Et puis ce que je viens de vous proposer comme idée , c'est à dire que le fantôme c'est la réapparition d'un événement ou d'une personne morte , ça correspond parfaitement bien à la définition du traumatisme , puisqu'on ne peut parler de traumatisme , que si on a été mort , mort totalement ou partiellement . Et ce n'est pas une métaphore puisque on ne peut parler de traumatisme que s'il y a une effraction physique ou que s'il y a eu une déchirure psychologique. Et cette déchirure-là , nous tue en partie , et parfois même beaucoup . Ce n'est ni une métaphore, ni une figure de rhétorique . Tous ceux qui ont été traumatisés disent , parce qu'ils l'éprouvent comme ils le disent : "Je reviens de l'enfer, je reviens à la vie. J'ai été morte jusqu'à l'âge de vingt cinq ans , quand j'ai commencé à chanter." (BARBARA). "J'ai été mort jusqu'à l'âge de douze ans , quand j'ai commencé à devenir délinquant et que je suis rentré dans une petite bande." (Jean GENET) . Et on continue ainsi , on a été mort , et il se fait que quelque chose , une rencontre , nous a réveillés , nous a ressuscités et lentement , nous a fait revenir à la vie . Mais il y a le fantôme du passé qui lui , s'est inscrit dans notre mémoire .

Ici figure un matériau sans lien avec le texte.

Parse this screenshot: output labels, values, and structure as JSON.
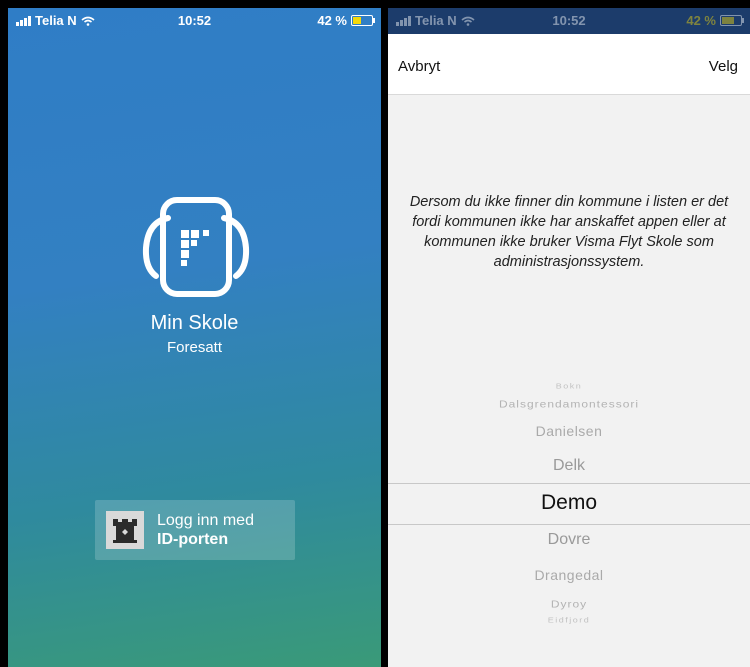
{
  "status_bar": {
    "carrier": "Telia N",
    "time": "10:52",
    "battery": "42 %"
  },
  "login_screen": {
    "app_name": "Min Skole",
    "role": "Foresatt",
    "login_button": {
      "line1": "Logg inn med",
      "line2": "ID-porten"
    },
    "icons": [
      "backpack-logo-icon",
      "id-porten-icon"
    ]
  },
  "picker_screen": {
    "cancel_label": "Avbryt",
    "select_label": "Velg",
    "info_text": "Dersom du ikke finner din kommune i listen er det fordi kommunen ikke har anskaffet appen eller at kommunen ikke bruker Visma Flyt Skole som administrasjonssystem.",
    "options": [
      "Bokn",
      "Dalsgrendamontessori",
      "Danielsen",
      "Delk",
      "Demo",
      "Dovre",
      "Drangedal",
      "Dyroy",
      "Eidfjord"
    ],
    "selected": "Demo"
  },
  "colors": {
    "gradient_top": "#2f7dc6",
    "gradient_bottom": "#3a9a78",
    "status_bar_right": "#1c3c6b",
    "battery_fill": "#f5d90a"
  }
}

Et puis il y a les fantômes collectifs , et là , pour ce qui est des fantômes sociaux , il vous suffit d'ouvrir n'importe quel journal , et vous verrez qu'actuellement , on se fait des guerres au nom de fantômes morts depuis plusieurs siècles et parfois même morts depuis deux ou trois mille ans . On déterre ces fantômes , et c'est au nom de leur apparition qu'on déclenche la guerre . Vous savez qu'actuellement au Moyen-Orient , on se fait des guerres parce que les dieux font de l'immobilier !

"Cette maison est à moi! // Mais non pas du tout!

Cette terrasse est à mon dieu à moi ! // Mais non , J'étais là avant vous!"

Donc les fantômes agissent et nous font faire des guerres et ils nous gouvernent donc à notre insu . Voilà un peu l'idée générale que je voulais vous proposer .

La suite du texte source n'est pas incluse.